Saturday, May 8, 2010

The F-35 and the Cost of Safety

This column originally appeared in the Williston Observer on May 6, 2010.

The F-35 and the Cost of Safety

Back in October of 1988, I wrote a story for the Vermont Cynic about the Atlas nuclear missile sites in northern Vermont, including one in Alburgh. This story was close to my heart, because for years I'd driven by the Alburgh site, as it was at the end of a back road between my family's camp in Alburgh Springs and Alburgh Town.

When I went to interview a neighboring property owner in 1988, a time of relative fear of nuclear holocaust, I asked how he felt when the government put the missile in place. Surely they were scared to death about having such a powerful weapon buried just a few feet under the ground.

The owner's response was, "Well, I guess it's scary if you think about it now, but back then, all we knew was that missile was there to keep us safe."

When I was in the National Guard, my home armory was in the middle of a neighborhood in Swanton. We kept our jeeps, trucks, and M60A3 tank in the motor pool, separated from the neighbors by just a chain link fence. The armory, like Williston's today, was used for community purposes as well as for the military - a preschool used our classrooms during the school year.

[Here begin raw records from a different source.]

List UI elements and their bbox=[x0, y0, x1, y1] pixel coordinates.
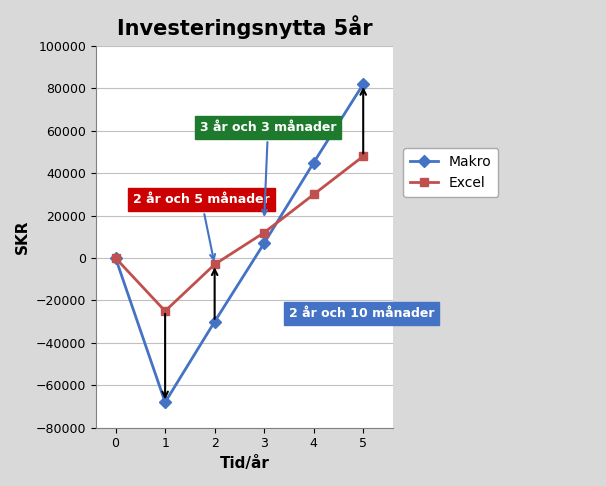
Makro bbox=[310, 160, 318, 166]
Makro bbox=[161, 399, 168, 405]
Line: Excel: Excel bbox=[112, 152, 367, 315]
Excel bbox=[161, 308, 168, 314]
Makro bbox=[112, 255, 119, 261]
Text: 2 år och 5 månader: 2 år och 5 månader bbox=[133, 193, 270, 260]
Legend: Makro, Excel: Makro, Excel bbox=[403, 148, 498, 197]
Excel bbox=[310, 191, 318, 197]
Text: 3 år och 3 månader: 3 år och 3 månader bbox=[200, 121, 336, 215]
Excel bbox=[211, 261, 218, 267]
Line: Makro: Makro bbox=[112, 80, 367, 406]
Makro bbox=[211, 319, 218, 325]
Title: Investeringsnytta 5år: Investeringsnytta 5år bbox=[116, 15, 372, 39]
Excel bbox=[261, 230, 268, 236]
Makro bbox=[359, 81, 367, 87]
X-axis label: Tid/år: Tid/år bbox=[219, 456, 269, 471]
Y-axis label: SKR: SKR bbox=[15, 220, 30, 254]
Excel bbox=[112, 255, 119, 261]
Excel bbox=[359, 153, 367, 159]
Text: 2 år och 10 månader: 2 år och 10 månader bbox=[289, 308, 435, 320]
Makro bbox=[261, 240, 268, 246]
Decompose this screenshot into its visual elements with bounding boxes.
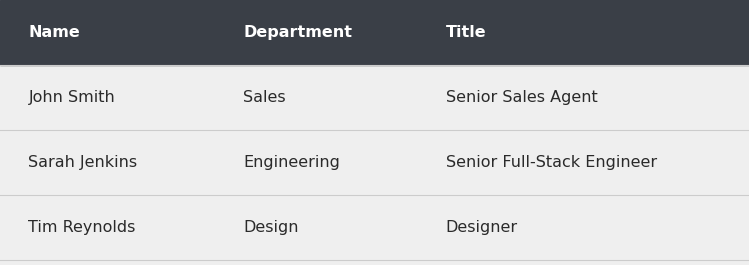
Text: Tim Reynolds: Tim Reynolds bbox=[28, 220, 136, 235]
Text: Engineering: Engineering bbox=[243, 155, 340, 170]
Bar bbox=[0, 65, 749, 130]
Bar bbox=[0, 0, 749, 65]
Text: Title: Title bbox=[446, 25, 486, 40]
Text: Senior Full-Stack Engineer: Senior Full-Stack Engineer bbox=[446, 155, 657, 170]
Text: John Smith: John Smith bbox=[28, 90, 115, 105]
Text: Department: Department bbox=[243, 25, 353, 40]
Bar bbox=[0, 195, 749, 260]
Text: Senior Sales Agent: Senior Sales Agent bbox=[446, 90, 598, 105]
Text: Sales: Sales bbox=[243, 90, 286, 105]
Text: Designer: Designer bbox=[446, 220, 518, 235]
Text: Name: Name bbox=[28, 25, 80, 40]
Text: Design: Design bbox=[243, 220, 299, 235]
Bar bbox=[0, 130, 749, 195]
Text: Sarah Jenkins: Sarah Jenkins bbox=[28, 155, 138, 170]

But come training days, when we had to start up those vehicles, we did so knowing that we were disturbing the peace. The engine of an M60A3 is anything but quiet, and after a few months sitting idle, it could throw off thick, black exhaust that would blanket the neighborhood. Once, so I'm told, someone hit the switch on the tank's smoke generator. Having experienced the thick, white smoke on training battlefields, I could only imagine what the neighborhood looked like.

I'm certain that on training days, our neighbors watched us warily, so they could be prepared for the billowing exhaust, the roar of the engine, and the loud squeak of the tracks as we maneuvered the nearly 50-ton monster around our grounds. Perhaps those neighbors also had the feeling that despite the inconvenience, we were there to help keep them safe.

When my family and I moved to Williston, we lived on North Brownell Road. We quickly found that our home, like the Lamplight Acres neighborhood across the street from us, was on the landing path of some flights flown by the Vermont Air National Guard. The first few fly-overs were a surprise to us, as we had quickly learned that civilian planes rarely ever flew overhead.

By the next summer, the loud whine of the jets' engines were just background noise, and it was actually exciting to see the jets fly so low over our house that you could see the pilots and hear the hydraulics whine as the pilot worked the controls.

When the kids asked what the loud noise was, the sentiment expressed by that Alburgh property owner always came to mind. That plane, that noise, was telling us that someone was up there to keep us safe.

Having experienced living on the landing path of F-16s hardly compares to those who live closer to the airport and will have to deal with increased noise from the proposed F-35. I can only imagine the noise when one of these advanced fighters engages its engines and afterburners to move 15 tons of metal from a standstill to take-off speed.

However, just as we cannot reasonably pull the F-16s out of the airport and maintain the same security in our skies, we cannot fail to innovate. The F-35 is the latest innovation, and the Vermont Air Guard is right to feel honored to be one of only a handful of bases where the F-35 is being considered for deployment over the next half-decade.

That honor is probably little consolation to the airport's neighbors, just as it is little consolation that some tests done so far show the F-35 is only slightly louder than the F-16. Tell that to a child woken by afterburners roaring for night missions.

However, our service men and women need to be using the latest equipment possible, in order to help secure our freedom and safety. This is less a liberal or conservative issue than it is a community one.

My suggestion is that we, as a community, work with the Guard to be sure that when Vermont is chosen as a site, we can make the situation the best possible, rather than work against even bringing the new planes here.